O indíce do Município está em 59,56%; a Lei de Responsabilidade Fiscal fixa o limite máximo em 54%

Créditos: Google Nova sede da prefeitura de São Raimundo Nonato Nova sede da prefeitura de São Raimundo Nonato

A atual gestão de São Raimundo parece andar na contramão das demais. Enquanto a maioria dos gestores do Piauí e do Brasil estão cortando gastos com pessoal, diminuindo salários, demitindo ocupantes de cargos comisssionados, e, até mesmo, diminuindo o própro salário, a admistração local continua a aumentar a despesa com o setor. No mês de outubro, foram publicadas diversar portarias com nomeações para cargos e/ou funções comissionadas.

A Lei de Responsabilidade Fiscal exige que os gestores gastem no máximo 54% da sua receita corrente líquida com despesas de pessoal. Em São Raimundo, segundo o Relatório de Gestão Fiscal publicado pela prefeitura, o indíce chega a 59,56% da RCL.

Em caso de não cumprimento das normas, a LRF estabelece, até mesmo, sanções pessoais para os responsáveis, de qualquer cargo ou esfera governamental, como perda do cargo, inabilitação para emprego público, multa e prisão.

É o Poder Legislativo, diretamente ou por meio dos tribunais de contas, o responsável por fiscalizar o cumprimento da LRF.

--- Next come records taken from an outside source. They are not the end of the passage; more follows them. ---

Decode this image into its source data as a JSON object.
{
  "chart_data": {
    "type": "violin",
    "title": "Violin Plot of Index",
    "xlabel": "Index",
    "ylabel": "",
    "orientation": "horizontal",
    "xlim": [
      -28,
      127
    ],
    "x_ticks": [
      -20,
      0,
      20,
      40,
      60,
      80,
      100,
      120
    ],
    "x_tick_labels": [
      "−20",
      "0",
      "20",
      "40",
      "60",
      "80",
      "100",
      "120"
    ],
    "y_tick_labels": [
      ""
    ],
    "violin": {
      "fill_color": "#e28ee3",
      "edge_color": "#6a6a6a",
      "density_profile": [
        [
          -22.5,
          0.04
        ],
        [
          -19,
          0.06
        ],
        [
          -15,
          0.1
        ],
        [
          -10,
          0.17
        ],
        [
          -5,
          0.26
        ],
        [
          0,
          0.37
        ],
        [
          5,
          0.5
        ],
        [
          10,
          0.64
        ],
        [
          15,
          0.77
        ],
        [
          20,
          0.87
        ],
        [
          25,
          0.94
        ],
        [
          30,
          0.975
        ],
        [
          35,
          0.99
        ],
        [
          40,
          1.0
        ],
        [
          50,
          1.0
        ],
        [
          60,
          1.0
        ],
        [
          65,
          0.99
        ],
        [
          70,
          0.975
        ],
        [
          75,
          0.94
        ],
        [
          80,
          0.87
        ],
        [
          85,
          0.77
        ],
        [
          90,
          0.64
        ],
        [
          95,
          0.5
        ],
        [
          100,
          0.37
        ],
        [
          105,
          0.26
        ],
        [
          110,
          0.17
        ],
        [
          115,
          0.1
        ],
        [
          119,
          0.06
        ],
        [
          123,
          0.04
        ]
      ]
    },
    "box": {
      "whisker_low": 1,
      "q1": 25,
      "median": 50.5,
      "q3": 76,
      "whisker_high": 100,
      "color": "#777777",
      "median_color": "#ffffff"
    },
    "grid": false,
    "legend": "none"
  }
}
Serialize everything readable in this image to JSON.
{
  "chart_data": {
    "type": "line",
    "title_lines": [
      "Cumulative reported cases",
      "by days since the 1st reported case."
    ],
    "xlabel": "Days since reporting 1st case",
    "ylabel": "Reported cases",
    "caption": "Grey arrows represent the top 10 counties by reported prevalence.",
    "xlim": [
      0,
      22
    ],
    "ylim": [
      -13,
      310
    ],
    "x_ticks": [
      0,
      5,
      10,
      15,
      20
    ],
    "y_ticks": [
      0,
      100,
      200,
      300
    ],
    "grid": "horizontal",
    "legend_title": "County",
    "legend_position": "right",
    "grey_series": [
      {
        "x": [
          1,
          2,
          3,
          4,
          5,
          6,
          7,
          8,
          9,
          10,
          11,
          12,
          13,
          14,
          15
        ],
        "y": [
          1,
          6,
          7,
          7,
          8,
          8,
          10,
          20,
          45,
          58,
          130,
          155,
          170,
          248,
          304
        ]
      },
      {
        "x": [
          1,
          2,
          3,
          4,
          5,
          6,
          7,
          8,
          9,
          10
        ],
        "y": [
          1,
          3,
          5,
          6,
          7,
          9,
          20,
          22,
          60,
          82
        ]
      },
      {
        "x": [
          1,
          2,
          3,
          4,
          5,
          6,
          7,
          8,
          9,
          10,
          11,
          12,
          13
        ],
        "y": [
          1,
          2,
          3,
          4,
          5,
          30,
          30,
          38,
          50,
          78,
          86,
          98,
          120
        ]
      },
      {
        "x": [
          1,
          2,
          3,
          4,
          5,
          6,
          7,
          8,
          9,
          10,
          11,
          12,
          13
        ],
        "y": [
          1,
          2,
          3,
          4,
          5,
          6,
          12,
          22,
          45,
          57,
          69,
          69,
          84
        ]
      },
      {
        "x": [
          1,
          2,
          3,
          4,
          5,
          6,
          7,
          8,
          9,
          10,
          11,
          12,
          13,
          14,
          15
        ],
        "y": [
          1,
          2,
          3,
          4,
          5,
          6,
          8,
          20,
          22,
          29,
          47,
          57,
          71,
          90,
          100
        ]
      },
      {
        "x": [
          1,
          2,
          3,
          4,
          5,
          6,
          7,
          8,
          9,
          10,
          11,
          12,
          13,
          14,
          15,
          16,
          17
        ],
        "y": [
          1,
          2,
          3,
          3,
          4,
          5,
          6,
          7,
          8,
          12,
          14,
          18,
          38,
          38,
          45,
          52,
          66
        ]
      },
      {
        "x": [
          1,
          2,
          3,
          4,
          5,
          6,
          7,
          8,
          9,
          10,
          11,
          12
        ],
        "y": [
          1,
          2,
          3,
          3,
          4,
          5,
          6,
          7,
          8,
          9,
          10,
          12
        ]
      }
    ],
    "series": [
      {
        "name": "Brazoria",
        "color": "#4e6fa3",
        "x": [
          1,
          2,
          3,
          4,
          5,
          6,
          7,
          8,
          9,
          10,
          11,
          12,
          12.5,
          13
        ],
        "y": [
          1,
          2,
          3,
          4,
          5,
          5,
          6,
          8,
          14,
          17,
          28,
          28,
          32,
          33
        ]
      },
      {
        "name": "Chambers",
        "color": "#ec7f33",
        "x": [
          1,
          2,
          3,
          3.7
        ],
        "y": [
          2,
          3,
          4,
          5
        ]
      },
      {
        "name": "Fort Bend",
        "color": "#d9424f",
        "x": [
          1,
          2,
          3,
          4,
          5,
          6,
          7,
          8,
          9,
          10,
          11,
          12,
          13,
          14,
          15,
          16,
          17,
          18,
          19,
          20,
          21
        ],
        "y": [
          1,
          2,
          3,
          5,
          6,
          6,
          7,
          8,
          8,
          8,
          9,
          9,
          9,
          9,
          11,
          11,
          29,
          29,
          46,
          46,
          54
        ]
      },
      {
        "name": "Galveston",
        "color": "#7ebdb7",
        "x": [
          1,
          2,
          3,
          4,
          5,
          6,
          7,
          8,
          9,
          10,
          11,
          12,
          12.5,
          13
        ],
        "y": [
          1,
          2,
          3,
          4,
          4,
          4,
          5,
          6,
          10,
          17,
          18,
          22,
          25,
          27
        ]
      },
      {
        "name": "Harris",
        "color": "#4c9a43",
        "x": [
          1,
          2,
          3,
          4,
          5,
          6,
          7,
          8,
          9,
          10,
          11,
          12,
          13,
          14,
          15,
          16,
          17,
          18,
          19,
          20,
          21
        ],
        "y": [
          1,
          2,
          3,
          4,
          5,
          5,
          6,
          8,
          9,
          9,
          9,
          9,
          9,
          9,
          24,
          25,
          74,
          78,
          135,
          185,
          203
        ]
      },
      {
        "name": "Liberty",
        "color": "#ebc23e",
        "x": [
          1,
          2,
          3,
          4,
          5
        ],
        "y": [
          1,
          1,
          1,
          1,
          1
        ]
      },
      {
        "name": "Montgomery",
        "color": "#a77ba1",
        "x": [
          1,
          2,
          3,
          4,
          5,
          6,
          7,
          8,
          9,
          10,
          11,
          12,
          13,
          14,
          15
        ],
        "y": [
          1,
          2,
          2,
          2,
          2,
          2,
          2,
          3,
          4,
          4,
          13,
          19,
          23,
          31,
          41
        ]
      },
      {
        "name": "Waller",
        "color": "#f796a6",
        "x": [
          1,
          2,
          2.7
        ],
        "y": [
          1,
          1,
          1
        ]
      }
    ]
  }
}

"Assim, quando atingido o percentual de 95% do limite de gastos com pessoal, estará vedado ao Poder ou órgão que houver incorrido no excesso: I – conceder vantagem, aumento, reajuste ou adequação de remuneração a qualquer título, salvo os derivados de sentença judicial ou de determinação legal ou contratual, ressalvada a revisão geral anual da remuneração dos servidores públicos prevista no inciso X do art. 37 da Constituição; II – criar cargo, emprego ou função; III – alterar estrutura de carreira que implique aumento de despesa; IV – prover cargo público, admitir ou contratar pessoal a qualquer título, ressalvada a reposição decorrente de aposentadoria ou falecimento de servidores das áreas de educação, saúde e segurança; V – contratar hora extra, salvo no caso de convocação extraordinária do Congresso Nacional em caso de urgência ou interesse público relevante(inciso II do § 6º do art. 57 da Constituição) e as situações previstas na Lei e Diretrizes Orçamentárias."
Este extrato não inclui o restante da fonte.